Trama

Os elementos do projeto golpista de Bolsonaro

O mandato de Bolsonaro fermentou a possibilidade de implementação de um governo autocrático

Ilustração: O Globo

Por William Robson

A retórica beligerante do ex-presidente Bolsonaro e que insuflava seus admiradores fazia parte de uma conexão. Até ali, ninguém levava a sério e acreditava se tratar de bravatas de um líder insano, adorador da ditadura e dos militares. Vociferar contra os ministros do STF, a cada oportunidade, também integrava este conjunto de elementos descortinado com os ataques aos prédios da República em 8 de janeiro.

O mandato de Bolsonaro fermentou a possibilidade de implementação de um governo autocrático. No entanto, não imaginava-se que ele realmente levaria suas intenções adiante. Usava termos como “as quatro linhas da Constituição” numa indo e vindo ameaça. O Brasil sentia-se atônito e, ao mesmo tempo, acuado, como se aguardasse o que ele seria capaz de fazer. Em muitos momentos, testou as estruturas democráticas e foi avançando.
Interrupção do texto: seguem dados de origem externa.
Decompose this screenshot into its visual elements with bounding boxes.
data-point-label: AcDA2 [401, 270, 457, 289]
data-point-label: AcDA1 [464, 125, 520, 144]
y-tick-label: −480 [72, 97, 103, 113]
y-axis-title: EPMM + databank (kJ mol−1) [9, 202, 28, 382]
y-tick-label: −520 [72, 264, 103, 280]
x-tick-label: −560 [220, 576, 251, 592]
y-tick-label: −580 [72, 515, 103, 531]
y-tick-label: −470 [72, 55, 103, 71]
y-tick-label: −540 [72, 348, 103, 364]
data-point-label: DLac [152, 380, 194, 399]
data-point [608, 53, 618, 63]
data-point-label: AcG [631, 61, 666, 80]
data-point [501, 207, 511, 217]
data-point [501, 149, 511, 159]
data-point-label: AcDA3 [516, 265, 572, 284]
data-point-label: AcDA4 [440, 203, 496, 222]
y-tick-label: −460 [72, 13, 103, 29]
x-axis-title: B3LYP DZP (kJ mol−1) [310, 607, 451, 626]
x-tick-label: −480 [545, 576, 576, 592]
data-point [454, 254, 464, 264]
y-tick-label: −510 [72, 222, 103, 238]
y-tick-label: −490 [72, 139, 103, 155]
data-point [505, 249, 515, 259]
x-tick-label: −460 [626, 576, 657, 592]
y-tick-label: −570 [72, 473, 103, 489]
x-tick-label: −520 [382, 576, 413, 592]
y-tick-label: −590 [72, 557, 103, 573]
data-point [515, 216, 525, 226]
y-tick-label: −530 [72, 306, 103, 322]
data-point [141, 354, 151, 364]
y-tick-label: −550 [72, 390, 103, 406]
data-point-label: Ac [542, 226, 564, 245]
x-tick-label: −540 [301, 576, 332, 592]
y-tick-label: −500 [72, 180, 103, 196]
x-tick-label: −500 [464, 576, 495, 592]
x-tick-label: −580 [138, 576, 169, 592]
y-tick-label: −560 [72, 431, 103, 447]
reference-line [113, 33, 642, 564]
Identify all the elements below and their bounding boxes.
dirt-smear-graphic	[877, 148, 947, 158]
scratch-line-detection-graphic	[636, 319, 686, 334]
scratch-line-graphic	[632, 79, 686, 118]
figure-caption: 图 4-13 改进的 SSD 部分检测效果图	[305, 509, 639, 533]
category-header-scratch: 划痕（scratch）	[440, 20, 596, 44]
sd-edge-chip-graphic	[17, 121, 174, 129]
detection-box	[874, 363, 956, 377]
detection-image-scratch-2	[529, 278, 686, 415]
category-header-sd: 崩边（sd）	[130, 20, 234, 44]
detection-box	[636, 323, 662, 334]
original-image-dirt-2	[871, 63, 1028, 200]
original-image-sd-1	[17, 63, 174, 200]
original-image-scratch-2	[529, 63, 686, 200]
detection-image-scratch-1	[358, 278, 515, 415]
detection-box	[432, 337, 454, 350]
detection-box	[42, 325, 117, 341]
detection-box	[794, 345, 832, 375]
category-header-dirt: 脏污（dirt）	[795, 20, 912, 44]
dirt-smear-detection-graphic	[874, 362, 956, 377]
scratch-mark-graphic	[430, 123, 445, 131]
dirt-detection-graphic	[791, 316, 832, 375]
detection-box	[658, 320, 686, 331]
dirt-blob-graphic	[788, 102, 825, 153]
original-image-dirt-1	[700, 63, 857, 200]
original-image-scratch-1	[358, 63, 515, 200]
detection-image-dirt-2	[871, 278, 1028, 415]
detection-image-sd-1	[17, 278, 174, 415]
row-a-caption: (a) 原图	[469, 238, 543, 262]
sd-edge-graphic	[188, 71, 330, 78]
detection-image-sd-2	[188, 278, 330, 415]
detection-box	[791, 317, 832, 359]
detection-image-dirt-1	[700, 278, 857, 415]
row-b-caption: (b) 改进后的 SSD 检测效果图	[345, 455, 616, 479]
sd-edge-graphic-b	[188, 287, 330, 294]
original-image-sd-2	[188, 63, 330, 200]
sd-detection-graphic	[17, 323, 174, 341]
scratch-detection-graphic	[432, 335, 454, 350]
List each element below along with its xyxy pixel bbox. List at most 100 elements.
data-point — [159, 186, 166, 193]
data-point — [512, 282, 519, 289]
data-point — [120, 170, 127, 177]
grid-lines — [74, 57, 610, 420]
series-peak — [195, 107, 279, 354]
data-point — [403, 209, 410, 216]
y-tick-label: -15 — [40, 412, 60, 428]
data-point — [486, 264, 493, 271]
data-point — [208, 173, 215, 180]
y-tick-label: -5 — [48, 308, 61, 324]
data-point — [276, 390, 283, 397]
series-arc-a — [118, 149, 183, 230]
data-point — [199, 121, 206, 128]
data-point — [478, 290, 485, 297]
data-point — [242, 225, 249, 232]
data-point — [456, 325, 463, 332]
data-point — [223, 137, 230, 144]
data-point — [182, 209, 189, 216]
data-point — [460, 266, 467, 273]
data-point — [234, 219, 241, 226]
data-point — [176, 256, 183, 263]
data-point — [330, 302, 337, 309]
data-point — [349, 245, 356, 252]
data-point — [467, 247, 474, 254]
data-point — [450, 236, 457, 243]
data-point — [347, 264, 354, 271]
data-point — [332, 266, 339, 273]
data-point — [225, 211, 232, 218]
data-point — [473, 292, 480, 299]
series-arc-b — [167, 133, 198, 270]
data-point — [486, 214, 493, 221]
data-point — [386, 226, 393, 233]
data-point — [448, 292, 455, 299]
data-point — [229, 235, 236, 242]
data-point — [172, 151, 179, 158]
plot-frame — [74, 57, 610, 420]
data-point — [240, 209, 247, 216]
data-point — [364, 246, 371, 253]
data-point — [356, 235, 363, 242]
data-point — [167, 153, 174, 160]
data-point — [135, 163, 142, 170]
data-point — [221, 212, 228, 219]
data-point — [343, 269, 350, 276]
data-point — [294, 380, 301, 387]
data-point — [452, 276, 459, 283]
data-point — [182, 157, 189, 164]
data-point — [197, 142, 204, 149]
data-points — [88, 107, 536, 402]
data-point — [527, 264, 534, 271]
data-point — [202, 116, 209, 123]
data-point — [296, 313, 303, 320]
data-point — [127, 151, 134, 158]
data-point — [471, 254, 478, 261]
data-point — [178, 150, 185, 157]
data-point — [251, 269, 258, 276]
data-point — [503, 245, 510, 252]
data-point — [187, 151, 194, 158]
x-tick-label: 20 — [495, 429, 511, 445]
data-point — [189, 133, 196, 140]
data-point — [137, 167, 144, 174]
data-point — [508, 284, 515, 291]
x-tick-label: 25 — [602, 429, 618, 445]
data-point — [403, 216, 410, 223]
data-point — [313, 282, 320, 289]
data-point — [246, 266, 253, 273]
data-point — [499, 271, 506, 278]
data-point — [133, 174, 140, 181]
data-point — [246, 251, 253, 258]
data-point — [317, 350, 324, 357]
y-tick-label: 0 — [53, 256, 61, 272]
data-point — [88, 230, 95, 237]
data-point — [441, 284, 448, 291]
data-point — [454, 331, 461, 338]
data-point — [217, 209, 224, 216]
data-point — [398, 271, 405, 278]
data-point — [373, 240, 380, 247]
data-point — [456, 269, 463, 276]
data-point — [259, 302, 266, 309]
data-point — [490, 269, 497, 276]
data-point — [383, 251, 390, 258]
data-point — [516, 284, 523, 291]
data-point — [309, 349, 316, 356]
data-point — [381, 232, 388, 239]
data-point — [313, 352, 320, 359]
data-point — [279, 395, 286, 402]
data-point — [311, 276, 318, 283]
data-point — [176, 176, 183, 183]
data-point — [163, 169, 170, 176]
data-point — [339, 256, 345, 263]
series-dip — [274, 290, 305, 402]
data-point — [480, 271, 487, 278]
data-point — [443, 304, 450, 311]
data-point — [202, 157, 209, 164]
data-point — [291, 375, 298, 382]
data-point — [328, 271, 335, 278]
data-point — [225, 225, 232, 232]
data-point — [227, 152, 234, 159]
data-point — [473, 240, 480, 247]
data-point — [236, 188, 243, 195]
O último ano de gestão Bolsonaro também foi o mais tenso. Bolsonaristas já estariam mentalmente dominados, seu grupo transformara-se em seita e o perfil contendor foi incrementado com armas jogadas aos milhares sob o pretexto de Cacs. Assim, uma milícia paramilitar começava agir, montada estrategicamente, para missões que estariam prestes a serem executadas.

Não se imaginava que antes mesmo das eleições, conspirações, minutas de golpe corriam soltas no bolsonarismo e na República. Até o dia das eleições, quando muitos eleitores (sobremodo no Nordeste) foram impedidos de chegarem às urnas pela PRF, até o questionamento delas pelo PL, o projeto de golpe seguia em andamento. Não era algo isolado. Era um intuito generalizado de quem não aceitaria a vitória do presidente Lula.

Após o resultado, o impeto bolsonarista não cessa. Estrutura um ensaio geral em dezembro, quando ateia fogo em veículos em Brasília e, no mês seguinte e com o aval de servidores e militares bolsonaristas a serviço do golpe, avança para a destruição dos prédios dos três poderes, o momento tido como o ápice da intentona golpista.

Enquanto isso, os acampamentos diante dos quarteis espraiavam-se pelo país. Não eram pacíficos. Eram laboratórios para o golpe. Financiadores e executores sabiam do que estava em curso. E culminaram com o golpe consolidado, embora frustrado. Como resultado,  destruição incalculárvel e centenas presos. Outros aguardam sua vez, entre eles, grandes autoridades da República que subscreveram tais atos. Bolsonaro entra na fila.

As declarações recentes do senador Marcos do Val sobre o complô, ao lado do ex-deputado Daniel Silveira e do então presidente Bolsonaro, a fim  de comprometer o ministro Alexandre de Moraes e anular as eleições apontam que a ruptura democrática sempre esteve no radar bolsonarista. A minuta do golpe, presente em todos os lugares, como afirmou Valdemar da Costa Neto, ajuda a entender o processo.

Os personagens deste projeto estão, um a um, sendo revelados. E tal qual uma quadrilha desbaratada, seus integrantes expõem os detalhes sórdidos da trama. O “patriota” Bolsonaro sabe o que o aguarda, mas agora alega que é cidadão italiano. Para este povo, o Brasil nunca esteve acima de tudo mesmo.